El instructor y el acusado, de las cuatro conductas concursales, tomaron como base para la respectiva gradación la pena mínima prevista para el delito de concusión, por ser la más grave, esto es, noventa y seis (96) meses; a ese guarismo le incrementaron cuarenta y ocho (48) meses por el concurso heterogéneo con las otras tres conductas punibles, a la cantidad resultante (144 meses) le restaron una cuarta parte por la condición de interviniente del enjuiciado, y a ese resultado (108 meses), le descontaron el cincuenta por ciento por el preacuerdo, para obtener así finalmente los cincuenta y cuatro (54) meses de prisión infligidos.

Siguiendo entonces esos derroteros, del incremento de cuarenta y ocho (48) meses debe restarse una tercera parte, es decir, dieciséis (16) meses al desaparecer uno de los delitos por los que se realizó tal aumento (el concierto para delinquir); la cantidad que arroja esa operación (32 meses) se suma a la pena mínima que en el preacuerdo fue fijada de base (96 meses); al resultado obtenido (128 meses) se le descuenta una cuarta parte por la condición de interviniente del enjuiciado, y a la respectiva cantidad (96 meses), se le deduce el cincuenta por ciento por virtud de la terminación anormal del proceso, lo cual conduce a una pena principal definitiva por imponer de cuarenta y ocho (48) meses de prisión.
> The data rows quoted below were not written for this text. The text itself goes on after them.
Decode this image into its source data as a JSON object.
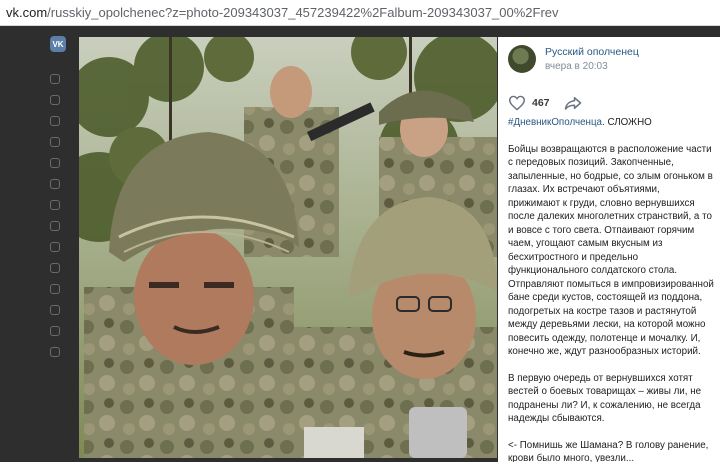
{
  "browser": {
    "url_host": "vk.com",
    "url_path": "/russkiy_opolchenec?z=photo-209343037_457239422%2Falbum-209343037_00%2Frev"
  },
  "site": {
    "logo_text": "VK"
  },
  "post": {
    "author": "Русский ополченец",
    "time": "вчера в 20:03",
    "likes": "467",
    "hashtag": "#ДневникОполченца",
    "headline": ". СЛОЖНО",
    "paragraph1": "Бойцы возвращаются в расположение части с передовых позиций. Закопченные, запыленные, но бодрые, со злым огоньком в глазах. Их встречают объятиями, прижимают к груди, словно вернувшихся после далеких многолетних странствий, а то и вовсе с того света. Отпаивают горячим чаем, угощают самым вкусным из бесхитростного и предельно функционального солдатского стола. Отправляют помыться в импровизированной бане среди кустов, состоящей из поддона, подогретых на костре тазов и растянутой между деревьями лески, на которой можно повесить одежду, полотенце и мочалку. И, конечно же, ждут разнообразных историй.",
    "paragraph2": "В первую очередь от вернувшихся хотят вестей о боевых товарищах – живы ли, не подранены ли? И, к сожалению, не всегда надежды сбываются.",
    "paragraph3": "<- Помнишь же Шамана? В голову ранение, крови было много, увезли..."
  },
  "colors": {
    "link": "#2a5885",
    "muted": "#818c99",
    "backdrop": "#2e2e2f"
  }
}
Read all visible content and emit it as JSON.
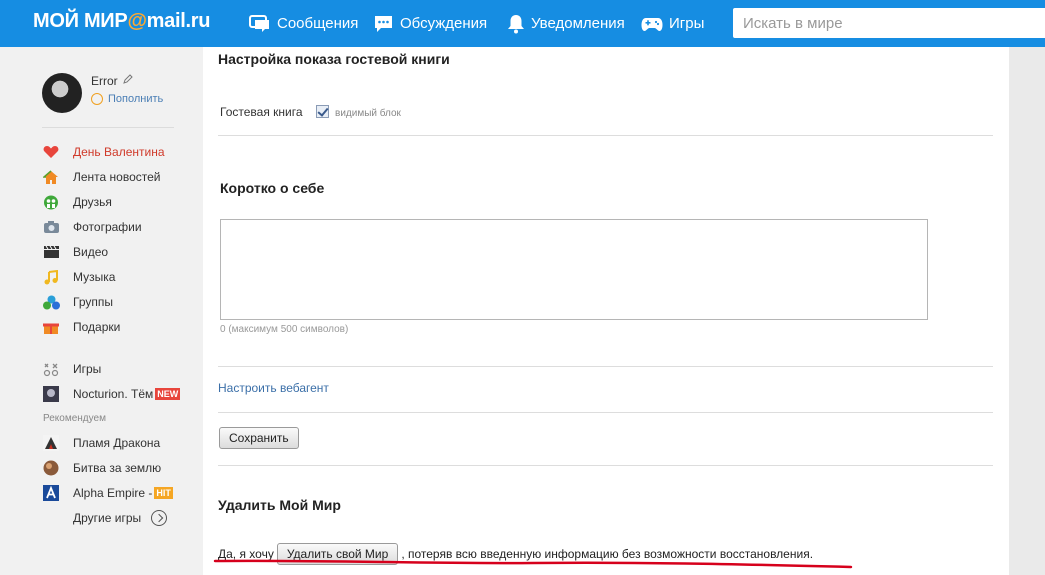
{
  "header": {
    "logo_main": "МОЙ МИР",
    "logo_at": "@",
    "logo_domain": "mail.ru",
    "nav": {
      "messages": "Сообщения",
      "discussions": "Обсуждения",
      "notifications": "Уведомления",
      "games": "Игры"
    },
    "search_placeholder": "Искать в мире"
  },
  "sidebar": {
    "profile": {
      "name": "Error",
      "replenish": "Пополнить"
    },
    "menu": [
      {
        "label": "День Валентина",
        "icon": "heart-icon"
      },
      {
        "label": "Лента новостей",
        "icon": "home-icon"
      },
      {
        "label": "Друзья",
        "icon": "friends-icon"
      },
      {
        "label": "Фотографии",
        "icon": "camera-icon"
      },
      {
        "label": "Видео",
        "icon": "video-icon"
      },
      {
        "label": "Музыка",
        "icon": "music-icon"
      },
      {
        "label": "Группы",
        "icon": "groups-icon"
      },
      {
        "label": "Подарки",
        "icon": "gift-icon"
      }
    ],
    "games": [
      {
        "label": "Игры",
        "icon": "games-icon"
      },
      {
        "label": "Nocturion. Тём",
        "badge": "NEW",
        "icon": "game-thumb"
      }
    ],
    "recommend_label": "Рекомендуем",
    "recommended": [
      {
        "label": "Пламя Дракона",
        "icon": "game-thumb"
      },
      {
        "label": "Битва за землю",
        "icon": "game-thumb"
      },
      {
        "label": "Alpha Empire -",
        "badge": "HIT",
        "icon": "alpha-icon"
      }
    ],
    "other_games": "Другие игры"
  },
  "main": {
    "guestbook_title": "Настройка показа гостевой книги",
    "guestbook_label": "Гостевая книга",
    "guestbook_checked": true,
    "visible_label": "видимый блок",
    "about_title": "Коротко о себе",
    "about_value": "",
    "char_count": "0 (максимум 500 символов)",
    "webagent_link": "Настроить вебагент",
    "save_label": "Сохранить",
    "delete_title": "Удалить Мой Мир",
    "delete_prefix": "Да, я хочу",
    "delete_button": "Удалить свой Мир",
    "delete_suffix": ", потеряв всю введенную информацию без возможности восстановления.",
    "accent_color": "#168de2",
    "annotation_color": "#d6001c"
  }
}
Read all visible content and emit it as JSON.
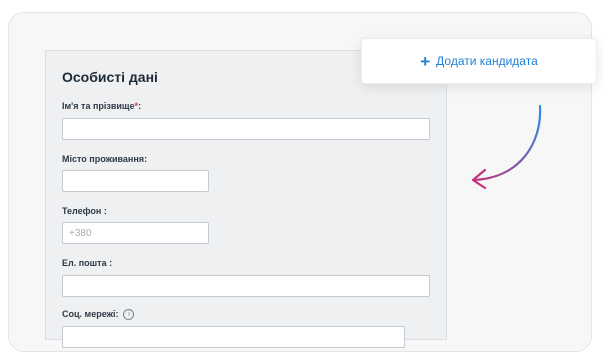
{
  "form": {
    "section_title": "Особисті дані",
    "fields": {
      "full_name": {
        "label": "Ім'я та прізвище",
        "required_mark": "*",
        "colon": ":",
        "value": "",
        "placeholder": ""
      },
      "city": {
        "label": "Місто проживання",
        "colon": ":",
        "value": "",
        "placeholder": ""
      },
      "phone": {
        "label": "Телефон",
        "colon": ":",
        "value": "",
        "placeholder": "+380"
      },
      "email": {
        "label": "Ел. пошта",
        "colon": ":",
        "value": "",
        "placeholder": ""
      },
      "social": {
        "label": "Соц. мережі:",
        "info_glyph": "i",
        "value": "",
        "placeholder": ""
      }
    }
  },
  "add_candidate": {
    "plus_glyph": "+",
    "label": "Додати кандидата"
  },
  "icons": {
    "plus": "plus-icon",
    "info": "info-icon",
    "arrow": "curved-arrow-icon"
  },
  "colors": {
    "accent_blue": "#1f7fd6",
    "required_red": "#e0284f",
    "arrow_blue": "#2b8fe8",
    "arrow_magenta": "#c4337a"
  }
}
A ese mismo lapso se ajustará la sanción de inhabilidad para el ejercicio de derechos y funciones públicas, pero con la aclaración de que esta procede como principal, pues en tal condición se halla consagrada para cada uno de los delitos que quedan vigentes, precisión que no entraña desconocimiento de la prohibición de reforma en peor, como de manera pacífica lo tiene decantado la jurisprudencia de la Corte.

La imposición de la pena principal de multa y demás decisiones expresadas en la sentencia de primer grado, avalada en segunda instancia, se mantienen incólumes, sin que sobre advertir que no hay lugar a la aplicación, por favorabilidad, de la reforma introducida por la Ley 1709 de 2004 frente a los requisitos para otorgar la suspensión condicional de la ejecución de la pena y la prisión domiciliaria, habida cuenta que de conformidad con el artículo 32 de la señalada ley, modificatorio del artículo 68 B del Código Penal, tales subrogados están taxativamente prohibidos para quienes sean condenados, entre otros, por delitos dolosos contra la administración pública de la que son lesivos justamente la concusión y el prevaricato.

En mérito de lo expuesto, la Corte Suprema de Justicia, Sala de Casación Penal, administrando justicia en nombre de la República y por autoridad de la Ley,

RESUELVE:

1. CASAR PACIALMENTE, con ocasión del cargo propuesto en la demanda presentada por el procesado HANSEL IVÁN GUSTAVO CAMARGO LEAL, la sentencia de 30 de octubre de 2012 emitida por el Tribunal Superior del Distrito Judicial de Santa Rosa de Viterbo (Boyacá), en lo que respecta a la condena por el delito de concierto para delinquir.

2. DECLARAR prescrita la acción penal originada con la comisión de la conducta punible de concierto para delinquir y, en consecuencia, CESAR el procedimiento adelantado por el referido delito en contra del citado procesado.

3. FIJAR, en razón de lo anterior, como penas principales para HANSEL IVÁN GUSTAVO CAMARGO LEAL, en su condición de interviniente penalmente responsable de los delitos de falsedad ideológica en documento público agravado, concusión y prevaricato agravado, cuarenta y ocho (48) meses de prisión, inhabilidad para el ejercicio de derechos y funciones públicas por el mismo lapso, y multa en cuantía equivalente a treinta y siete coma cinco (37,5) salarios mínimos mensuales legales vigentes.

4. DISPONER que por el Juzgado de primera instancia se realicen las anotaciones pertinentes.

Contra esta decisión no procede recurso alguno.

Notifíquese y cúmplase».

(8) Sentencia de casación del 07-10-99 radicado 15490, decisión que retoma lo que al respecto había expresado la Corte en decisiones del 19-08-82 y del 15-08-89.

(9) Carpeta 2, folios 94-113. Carpeta 6, folios 7-10 y primer cuaderno del tribunal, folios 46-53.